Tras un mes de hidratación y alimentación volvimos a Barcelona. A pesar de comernos al concertino, habíamos adelgazado. Mi abuelo, Roca y Lozano lucían además una larga barba gris. Mi abuela y la soprano sólo un bigote.
Aprovechamos el túnel del Canal de la Mancha y volvimos en coche. Yo con Noelia y mi padre, y el resto, en otro vehículo.
Nadie tenía ganas de subirse a un avión o a un barco.
Acerca de la llegada a casa y de las prisas de Noelia y de mi padre
El apartamento estaba lleno de polvo. Todo gris. Dos dedos de porquería encima de muebles y suelo.
—Disculpa, hace años que no venimos —dijo mi padre—, buf, me siento como un extraño hablando contigo. Cuánto has crecido.
—Ay, sí, mi pequeñín es todo un hombretón, ¿a que es un hombretón? Grande y fuertote.
Ay, sí, ya casi, y digo casi, había olvidado los arrumacos de Noelia. Sentí cierta vergüenza ajena, pero se me pasó en cuanto me abrazó. Porque casi, y digo casi, había olvidado sus redondas y mullidas tetas.
Cielos, menudo infierno me habían hecho pasar mis abuelos.
El caso es que fui a mi habitación, cogí un trapo, quité como pude parte del polvo que había sobre el colchón y, después de estornudar un par de veces, me puse a dormir.
Había sido un viaje muy largo. Tres años.

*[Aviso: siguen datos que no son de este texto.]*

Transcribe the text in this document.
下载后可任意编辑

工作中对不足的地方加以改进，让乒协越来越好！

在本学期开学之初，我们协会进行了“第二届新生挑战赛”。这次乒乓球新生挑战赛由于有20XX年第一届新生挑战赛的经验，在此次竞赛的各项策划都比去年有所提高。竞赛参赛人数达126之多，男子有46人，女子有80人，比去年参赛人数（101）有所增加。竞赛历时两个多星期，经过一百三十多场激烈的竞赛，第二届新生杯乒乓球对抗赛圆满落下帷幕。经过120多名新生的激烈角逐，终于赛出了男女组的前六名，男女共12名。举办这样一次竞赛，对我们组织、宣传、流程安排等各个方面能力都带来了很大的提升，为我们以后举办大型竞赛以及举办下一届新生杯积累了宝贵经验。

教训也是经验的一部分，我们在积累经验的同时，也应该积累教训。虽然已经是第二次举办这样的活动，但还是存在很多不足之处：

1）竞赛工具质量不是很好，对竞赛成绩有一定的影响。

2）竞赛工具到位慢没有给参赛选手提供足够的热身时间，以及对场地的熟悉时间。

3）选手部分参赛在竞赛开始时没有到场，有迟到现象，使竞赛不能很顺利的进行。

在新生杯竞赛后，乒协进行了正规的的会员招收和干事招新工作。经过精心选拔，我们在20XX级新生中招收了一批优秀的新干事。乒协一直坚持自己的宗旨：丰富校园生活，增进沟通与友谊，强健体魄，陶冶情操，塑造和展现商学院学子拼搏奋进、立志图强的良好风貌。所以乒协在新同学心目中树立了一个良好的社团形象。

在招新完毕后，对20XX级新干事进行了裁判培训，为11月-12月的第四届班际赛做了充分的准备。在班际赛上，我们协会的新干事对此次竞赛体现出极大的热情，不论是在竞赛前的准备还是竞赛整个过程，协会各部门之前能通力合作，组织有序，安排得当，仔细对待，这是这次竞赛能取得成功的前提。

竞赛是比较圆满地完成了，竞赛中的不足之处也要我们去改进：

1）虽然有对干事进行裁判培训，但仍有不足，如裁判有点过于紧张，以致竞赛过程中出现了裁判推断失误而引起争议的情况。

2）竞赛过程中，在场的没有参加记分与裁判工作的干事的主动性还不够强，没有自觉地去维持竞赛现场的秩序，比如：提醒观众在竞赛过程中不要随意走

Recordé el discurso de despedida de Roca, en un bar de carretera de la frontera española, frente a lo que quedaba de su orquesta. O sea, Lozano y la soprano húngara.
—No sé cómo —dijo—, pero esta gira que iba para tres meses, se ha alargado hasta los tres años. Y no me quejo. Mi bolsillo tam…
—¿Tres meses? —Le interrumpió Lozano—. Entendí tres años. Por eso… Claro… ¿Por qué no me avisó nadie? Si me lo hubieran dicho…
Cuando desperté, la casa ya estaba más limpia. No del todo, pero en alguna de las habitaciones se podía incluso respirar.
Noelia y mi padre se estaban tomando un descanso, bebiendo una lata de cerveza. Vi que mi padre lucía un tatuaje carcelero en el antebrazo. Un corazón. Y en el centro, una banda con la frase: “Amor de preso”. Preferí no preguntar.
—Bueno —dijo él—, lo primero es ocuparnos del pequeñín. Ya queda poco tiempo.
—Sí, seis años nada menos. Estoy en el ecuador de mi vida. De todas formas, me parece un comentario desagradable.
—Mira, si habla y todo. Lo que me he perdido en la cárcel, qué lástima.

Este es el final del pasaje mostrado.